Violet smoothed her skirts and looked down. She wasn’t sure how to broach the subject. No matter what her mother had just said, she wouldn’t appreciate it if Violet simply blurted everything out.
So, Mother, Lily gave me reason to believe that you know about a scandal. By some chance, have you figured out that I am the most reviled scientist in all of England?
They were at an impasse. There were six things that every lady was supposed to lie about. One was her own faults, which meant that Violet couldn’t admit what she’d done. Ladies also lied about faults in others—so her mother would refuse to acknowledge Violet’s hidden identity, even if she knew of its existence.
Her mother’s rules made a great deal of sense, but on occasion, they were also extremely inconvenient.
“So, Mother,” she said instead, “Lily tells me that you’re teaching Amanda the rules. And the shadow rules.”
Her mother glanced up sharply, looking around. The shadow rules were not discussed in company. But nobody else was about. “Your sister doesn’t like it much. But yes, I am. Amanda is almost a grown woman, and she deserves to know how to get on.”

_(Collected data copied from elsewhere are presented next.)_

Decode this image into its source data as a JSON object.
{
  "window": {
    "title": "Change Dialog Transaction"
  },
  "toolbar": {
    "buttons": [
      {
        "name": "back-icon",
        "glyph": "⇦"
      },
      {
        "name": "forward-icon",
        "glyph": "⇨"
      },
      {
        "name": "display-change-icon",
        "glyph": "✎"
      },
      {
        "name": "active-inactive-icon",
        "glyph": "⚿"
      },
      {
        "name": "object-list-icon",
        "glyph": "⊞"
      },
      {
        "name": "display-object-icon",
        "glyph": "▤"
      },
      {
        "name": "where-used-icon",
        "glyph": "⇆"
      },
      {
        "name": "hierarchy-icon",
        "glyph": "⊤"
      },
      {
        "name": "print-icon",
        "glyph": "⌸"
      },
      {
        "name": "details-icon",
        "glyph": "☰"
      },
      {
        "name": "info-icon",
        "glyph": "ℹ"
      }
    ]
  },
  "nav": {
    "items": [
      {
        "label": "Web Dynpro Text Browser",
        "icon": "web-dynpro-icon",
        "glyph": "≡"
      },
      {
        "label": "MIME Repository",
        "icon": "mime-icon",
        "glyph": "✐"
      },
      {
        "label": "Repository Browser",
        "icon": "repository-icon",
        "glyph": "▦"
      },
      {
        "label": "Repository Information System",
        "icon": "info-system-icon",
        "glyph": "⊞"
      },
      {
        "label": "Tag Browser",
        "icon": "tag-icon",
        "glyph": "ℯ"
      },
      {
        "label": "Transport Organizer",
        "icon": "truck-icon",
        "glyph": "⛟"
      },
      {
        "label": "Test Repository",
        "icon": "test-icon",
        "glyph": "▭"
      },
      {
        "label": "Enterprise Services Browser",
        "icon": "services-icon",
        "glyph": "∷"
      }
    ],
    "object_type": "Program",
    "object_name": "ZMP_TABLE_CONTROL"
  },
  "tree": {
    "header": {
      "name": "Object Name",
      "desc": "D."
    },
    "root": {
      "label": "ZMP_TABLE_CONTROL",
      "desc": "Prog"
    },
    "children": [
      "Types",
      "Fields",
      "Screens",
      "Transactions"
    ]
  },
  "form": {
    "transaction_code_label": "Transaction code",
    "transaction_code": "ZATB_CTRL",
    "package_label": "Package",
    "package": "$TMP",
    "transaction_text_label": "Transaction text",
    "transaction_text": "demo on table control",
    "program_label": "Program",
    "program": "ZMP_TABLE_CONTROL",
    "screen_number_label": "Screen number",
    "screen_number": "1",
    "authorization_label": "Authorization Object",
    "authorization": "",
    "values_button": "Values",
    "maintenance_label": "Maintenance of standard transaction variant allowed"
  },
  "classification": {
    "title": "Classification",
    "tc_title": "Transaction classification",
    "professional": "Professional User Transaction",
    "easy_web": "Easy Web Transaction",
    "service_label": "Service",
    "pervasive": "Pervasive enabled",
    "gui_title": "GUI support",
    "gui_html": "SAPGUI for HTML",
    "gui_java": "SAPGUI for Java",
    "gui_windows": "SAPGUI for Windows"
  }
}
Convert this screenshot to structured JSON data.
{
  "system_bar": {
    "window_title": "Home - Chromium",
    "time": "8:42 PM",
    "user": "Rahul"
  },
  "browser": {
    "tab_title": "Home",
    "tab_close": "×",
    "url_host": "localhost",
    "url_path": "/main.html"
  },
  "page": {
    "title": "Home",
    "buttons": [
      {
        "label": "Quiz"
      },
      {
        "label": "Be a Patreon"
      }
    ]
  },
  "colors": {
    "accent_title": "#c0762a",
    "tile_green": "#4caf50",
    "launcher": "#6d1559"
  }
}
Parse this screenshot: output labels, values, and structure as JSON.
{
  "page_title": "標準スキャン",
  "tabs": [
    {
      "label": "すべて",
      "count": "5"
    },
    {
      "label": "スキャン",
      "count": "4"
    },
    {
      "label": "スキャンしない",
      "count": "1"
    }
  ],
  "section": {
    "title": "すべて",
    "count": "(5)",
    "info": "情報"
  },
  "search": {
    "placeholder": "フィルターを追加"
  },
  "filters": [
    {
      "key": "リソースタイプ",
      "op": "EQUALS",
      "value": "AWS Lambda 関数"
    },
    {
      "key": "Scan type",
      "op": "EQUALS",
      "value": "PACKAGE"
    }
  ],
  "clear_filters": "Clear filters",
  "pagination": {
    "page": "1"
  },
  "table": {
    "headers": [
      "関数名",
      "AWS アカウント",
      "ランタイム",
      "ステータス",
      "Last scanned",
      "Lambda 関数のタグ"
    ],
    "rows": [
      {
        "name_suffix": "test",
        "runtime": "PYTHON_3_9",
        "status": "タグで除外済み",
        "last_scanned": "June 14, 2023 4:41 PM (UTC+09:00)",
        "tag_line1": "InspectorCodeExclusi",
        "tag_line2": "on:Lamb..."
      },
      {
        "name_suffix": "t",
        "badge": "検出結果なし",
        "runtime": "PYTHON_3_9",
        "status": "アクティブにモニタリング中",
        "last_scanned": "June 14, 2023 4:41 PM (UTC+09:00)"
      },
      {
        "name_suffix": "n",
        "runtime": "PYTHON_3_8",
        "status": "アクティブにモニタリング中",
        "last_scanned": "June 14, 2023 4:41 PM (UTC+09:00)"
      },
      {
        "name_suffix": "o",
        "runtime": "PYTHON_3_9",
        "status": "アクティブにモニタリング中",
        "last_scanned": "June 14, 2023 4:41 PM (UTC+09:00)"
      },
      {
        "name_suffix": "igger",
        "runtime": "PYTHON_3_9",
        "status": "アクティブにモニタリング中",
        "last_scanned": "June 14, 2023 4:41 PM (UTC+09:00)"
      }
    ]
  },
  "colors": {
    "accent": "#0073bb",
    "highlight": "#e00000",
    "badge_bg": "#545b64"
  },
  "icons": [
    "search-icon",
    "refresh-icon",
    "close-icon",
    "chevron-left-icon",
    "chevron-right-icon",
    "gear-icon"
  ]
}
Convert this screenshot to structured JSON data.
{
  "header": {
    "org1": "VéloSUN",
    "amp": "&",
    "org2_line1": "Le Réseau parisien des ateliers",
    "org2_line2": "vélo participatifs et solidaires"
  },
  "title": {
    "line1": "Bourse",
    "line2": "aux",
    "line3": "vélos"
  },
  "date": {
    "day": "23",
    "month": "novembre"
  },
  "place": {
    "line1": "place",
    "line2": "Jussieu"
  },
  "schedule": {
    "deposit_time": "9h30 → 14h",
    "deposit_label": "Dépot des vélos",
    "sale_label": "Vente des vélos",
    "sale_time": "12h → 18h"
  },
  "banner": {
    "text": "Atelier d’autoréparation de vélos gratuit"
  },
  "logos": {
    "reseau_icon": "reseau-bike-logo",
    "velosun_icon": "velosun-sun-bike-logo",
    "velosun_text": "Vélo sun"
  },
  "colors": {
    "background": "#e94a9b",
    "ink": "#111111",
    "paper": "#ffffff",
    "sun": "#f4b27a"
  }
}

“Lily thinks you’re just being difficult. I think…” Violet licked her lips and looked at her mother. “I suspect you believe that some scandal might fall on us.”
“Scandal.” Her mother picked up her scarf and turned it over, frowning as she examined her work. “I have no idea what you might be talking about. What sort of scandal do you think there might be, Violet?”
Another woman might have spoken those words as if they were a question. Her mother gave them a slight twist—the kind that suggested that she wasn’t asking a question at all, but stating a fact.
If she was going to play games, then Violet would play right along. “I have nothing in mind.”